We describe the successful use of
sodium benzoate in a neonate with
hyperammonemia associated with congenital
lactic acidosis caused by a partial deficiency of the E1 component of
pyruvate dehydrogenase (PDH); of note, this biochemical disturbance has not been previously described in
PDH deficiency. The
pyruvate dehydrogenase complex in skin fibroblasts had 48% of normal activity with a deficiency of the E1 component. The infant presented with rapid onset of a severe metabolic
lactic acidosis,
hyperventilation,
hyperammonemia, and
coma. At 30 hours of age continuous
peritoneal dialysis was started; however, plasma NH3 concentrations remained in the 300-400 micrograms/dl range over the next 12 hours.

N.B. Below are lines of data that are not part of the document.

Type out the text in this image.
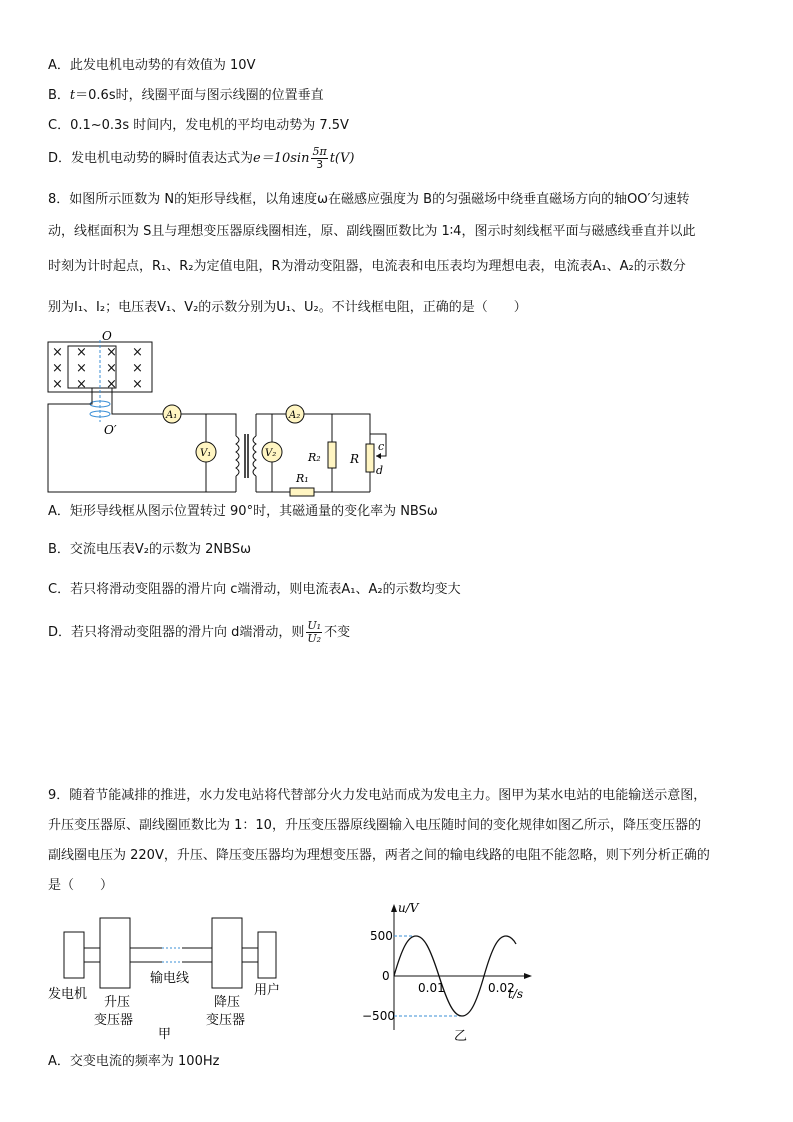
A．此发电机电动势的有效值为 10V
B．t＝0.6s时，线圈平面与图示线圈的位置垂直
C．0.1~0.3s 时间内，发电机的平均电动势为 7.5V
D．发电机电动势的瞬时值表达式为$e=10\sin \frac{5\pi}{3} t(V)$
8．如图所示匝数为 N的矩形导线框，以角速度ω在磁感应强度为 B的匀强磁场中绕垂直磁场方向的轴OO′匀速转
动，线框面积为 S且与理想变压器原线圈相连，原、副线圈匝数比为 1∶4，图示时刻线框平面与磁感线垂直并以此
时刻为计时起点，R₁、R₂为定值电阻，R为滑动变阻器，电流表和电压表均为理想电表，电流表A₁、A₂的示数分
别为I₁、I₂；电压表V₁、V₂的示数分别为U₁、U₂。不计线框电阻，正确的是（　　）
× × × ×
× × × ×
× × × ×
O
O′
A₁
V₁
A₂
V₂
R₁
R₂ R
c
d
A．矩形导线框从图示位置转过 90°时，其磁通量的变化率为 NBSω
B．交流电压表V₂的示数为 2NBSω
C．若只将滑动变阻器的滑片向 c端滑动，则电流表A₁、A₂的示数均变大
D．若只将滑动变阻器的滑片向 d端滑动，则 $\frac{\text{U₁}}{\text{U₂}}$ 不变
9．随着节能减排的推进，水力发电站将代替部分火力发电站而成为发电主力。图甲为某水电站的电能输送示意图，
升压变压器原、副线圈匝数比为 1：10，升压变压器原线圈输入电压随时间的变化规律如图乙所示，降压变压器的
副线圈电压为 220V，升压、降压变压器均为理想变压器，两者之间的输电线路的电阻不能忽略，则下列分析正确的
是（　　）
发电机
升压
变压器
输电线
降压
变压器
用户
甲
u/V
t/s
500
0
−500
0.01	0.02
乙
A．交变电流的频率为 100Hz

Sodium benzoate, 250 mg/kg, was infused intravenously with a decrease in plasma
ammonia of 25 micrograms/dl/hr.
Hippurate was documented in the urine and peritoneal fluid after
benzoate therapy. At 10.5 months of age, 50 mg/kg dichloroacetate was administered orally under fasting conditions, which resulted in a 56 and 62% reduction in the serum
lactate and
pyruvate levels, respectively; after 2 weeks on dichloroacetate his fasting levels were significantly decreased. Fibroblast PDH activity responded similarly to this
drug. In our patient
sodium benzoate was rapidly effective in producing a decline in plasma
ammonia that was associated with clinical improvement. We feel that its use in organic acidemias deserves further evaluation and, furthermore, that any child with suspected
PDH deficiency requires a clinical trial of dichloroacetate.